Descrizione
Questo libro nasce da un desiderio: quello di narrare una fiaba. Una fiaba vera, vissuta, ma per forza di cose parziale. Un racconto soggettivo, filtrato dai ricordi, dalle emozioni e dalle prospettive che il tempo ha scolpito dentro di me. San Pantaleo è un luogo che cambia volto a seconda di chi lo osserva. Come le maschere pirandelliane, anche le persone e le pietre di questo borgo svelano mille identità. Questa è la mia.
In questo viaggio di parole ho voluto intrecciare memorie personali, testimonianze, atmosfere e frammenti di storia. Sono cresciuto tra le rocce possenti e il profumo del mirto, tra i suoni del maestrale e le storie bisbigliate dagli anziani. Ho scritto per dare forma a ciò che, nel cuore, non voleva smettere di brillare.
San Pantaleo non è solo un luogo. È un tempo, è uno stato d’animo. È dove le rocce sembrano giganti a guardia del silenzio. Dove i bambini giocano con il pallone e a nascondino. E dove il vento – sì, proprio lui – soffia tra i ricordi e li trasforma in magia.

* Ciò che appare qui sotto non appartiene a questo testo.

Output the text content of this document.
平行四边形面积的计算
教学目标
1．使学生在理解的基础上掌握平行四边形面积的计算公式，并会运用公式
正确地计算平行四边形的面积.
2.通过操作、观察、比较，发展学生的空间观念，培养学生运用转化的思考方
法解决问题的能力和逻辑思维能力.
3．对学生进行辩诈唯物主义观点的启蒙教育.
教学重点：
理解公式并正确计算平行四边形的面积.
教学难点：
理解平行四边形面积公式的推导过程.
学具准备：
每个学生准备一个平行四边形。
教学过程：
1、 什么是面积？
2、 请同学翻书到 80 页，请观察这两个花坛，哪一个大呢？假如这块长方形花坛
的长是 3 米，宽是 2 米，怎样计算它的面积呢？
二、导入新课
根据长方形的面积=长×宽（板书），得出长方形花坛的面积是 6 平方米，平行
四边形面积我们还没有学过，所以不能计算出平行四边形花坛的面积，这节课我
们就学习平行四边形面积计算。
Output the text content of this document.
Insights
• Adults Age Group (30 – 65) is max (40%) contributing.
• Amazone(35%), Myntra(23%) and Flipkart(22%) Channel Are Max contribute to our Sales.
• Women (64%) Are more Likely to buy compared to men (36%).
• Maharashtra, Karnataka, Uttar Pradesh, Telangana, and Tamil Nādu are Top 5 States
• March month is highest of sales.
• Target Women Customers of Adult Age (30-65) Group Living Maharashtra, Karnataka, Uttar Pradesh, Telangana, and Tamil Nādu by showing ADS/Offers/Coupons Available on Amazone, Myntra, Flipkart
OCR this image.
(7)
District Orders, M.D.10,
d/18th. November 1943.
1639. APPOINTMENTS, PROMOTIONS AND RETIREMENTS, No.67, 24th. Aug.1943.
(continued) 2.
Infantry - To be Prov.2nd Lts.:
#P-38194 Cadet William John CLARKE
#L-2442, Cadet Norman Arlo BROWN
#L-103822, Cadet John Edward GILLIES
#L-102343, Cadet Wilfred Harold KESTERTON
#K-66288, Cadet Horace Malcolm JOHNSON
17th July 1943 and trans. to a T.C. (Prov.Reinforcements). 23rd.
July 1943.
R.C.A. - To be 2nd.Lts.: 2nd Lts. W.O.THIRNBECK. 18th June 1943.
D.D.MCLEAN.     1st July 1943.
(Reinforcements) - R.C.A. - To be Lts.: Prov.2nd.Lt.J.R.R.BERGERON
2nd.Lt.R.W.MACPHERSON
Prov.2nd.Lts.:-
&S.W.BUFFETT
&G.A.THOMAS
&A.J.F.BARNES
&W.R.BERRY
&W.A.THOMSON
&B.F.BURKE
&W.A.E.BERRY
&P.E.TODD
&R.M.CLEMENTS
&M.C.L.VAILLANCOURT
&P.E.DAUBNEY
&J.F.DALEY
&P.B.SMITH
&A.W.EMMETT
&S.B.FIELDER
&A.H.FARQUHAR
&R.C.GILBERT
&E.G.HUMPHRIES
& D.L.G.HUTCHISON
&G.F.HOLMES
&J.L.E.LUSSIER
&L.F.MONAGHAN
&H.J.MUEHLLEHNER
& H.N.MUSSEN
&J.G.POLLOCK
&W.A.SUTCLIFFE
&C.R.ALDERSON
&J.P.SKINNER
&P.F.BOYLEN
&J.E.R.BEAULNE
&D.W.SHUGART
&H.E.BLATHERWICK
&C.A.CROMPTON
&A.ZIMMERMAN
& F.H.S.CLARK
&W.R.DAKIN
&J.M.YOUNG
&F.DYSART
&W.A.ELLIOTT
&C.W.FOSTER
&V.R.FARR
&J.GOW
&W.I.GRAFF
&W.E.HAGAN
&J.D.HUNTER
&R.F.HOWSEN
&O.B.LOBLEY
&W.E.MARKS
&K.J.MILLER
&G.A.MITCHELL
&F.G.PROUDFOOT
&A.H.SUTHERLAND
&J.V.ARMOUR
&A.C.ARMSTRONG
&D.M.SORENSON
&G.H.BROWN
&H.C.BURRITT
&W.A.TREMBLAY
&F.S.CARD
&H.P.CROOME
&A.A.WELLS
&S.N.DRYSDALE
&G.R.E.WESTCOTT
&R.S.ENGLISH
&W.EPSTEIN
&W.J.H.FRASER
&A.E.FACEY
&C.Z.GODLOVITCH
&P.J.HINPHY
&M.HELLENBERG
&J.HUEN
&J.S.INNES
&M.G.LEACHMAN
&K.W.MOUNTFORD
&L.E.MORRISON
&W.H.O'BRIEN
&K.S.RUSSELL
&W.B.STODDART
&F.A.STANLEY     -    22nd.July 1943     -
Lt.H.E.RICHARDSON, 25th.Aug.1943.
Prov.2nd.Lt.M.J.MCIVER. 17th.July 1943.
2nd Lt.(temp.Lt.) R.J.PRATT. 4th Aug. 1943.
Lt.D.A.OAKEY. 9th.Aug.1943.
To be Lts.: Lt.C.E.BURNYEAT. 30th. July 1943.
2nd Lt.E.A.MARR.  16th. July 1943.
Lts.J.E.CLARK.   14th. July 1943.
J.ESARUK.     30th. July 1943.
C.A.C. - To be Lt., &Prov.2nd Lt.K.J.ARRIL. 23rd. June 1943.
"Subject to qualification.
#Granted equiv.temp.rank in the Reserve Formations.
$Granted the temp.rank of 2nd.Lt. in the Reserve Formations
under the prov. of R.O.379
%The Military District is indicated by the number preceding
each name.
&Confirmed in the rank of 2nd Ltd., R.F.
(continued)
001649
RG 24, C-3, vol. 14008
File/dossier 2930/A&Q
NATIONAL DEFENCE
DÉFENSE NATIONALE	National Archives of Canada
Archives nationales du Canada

San Pantaleo è anche arte. Pittori, scultori, sognatori. Un borgo che respira bellezza e lascia che la creatività si annidi nei suoi vicoli. Ma attenzione: anche qui ci sono maschere. Volti che si trasformano, interpretano, si nascondono e si rivelano.
San Pantaleo si visita con i piedi, ma si scopre con l’anima. Non è solo un borgo, ma una metafora. Un passaggio tra ciò che siamo stati e ciò che continuiamo a cercare. Vi invito a farne esperienza, con lo sguardo libero e il cuore aperto. E se ne avete voglia, potete raccontare la vostra San Pantaleo – quella nascosta tra le vostre maschere.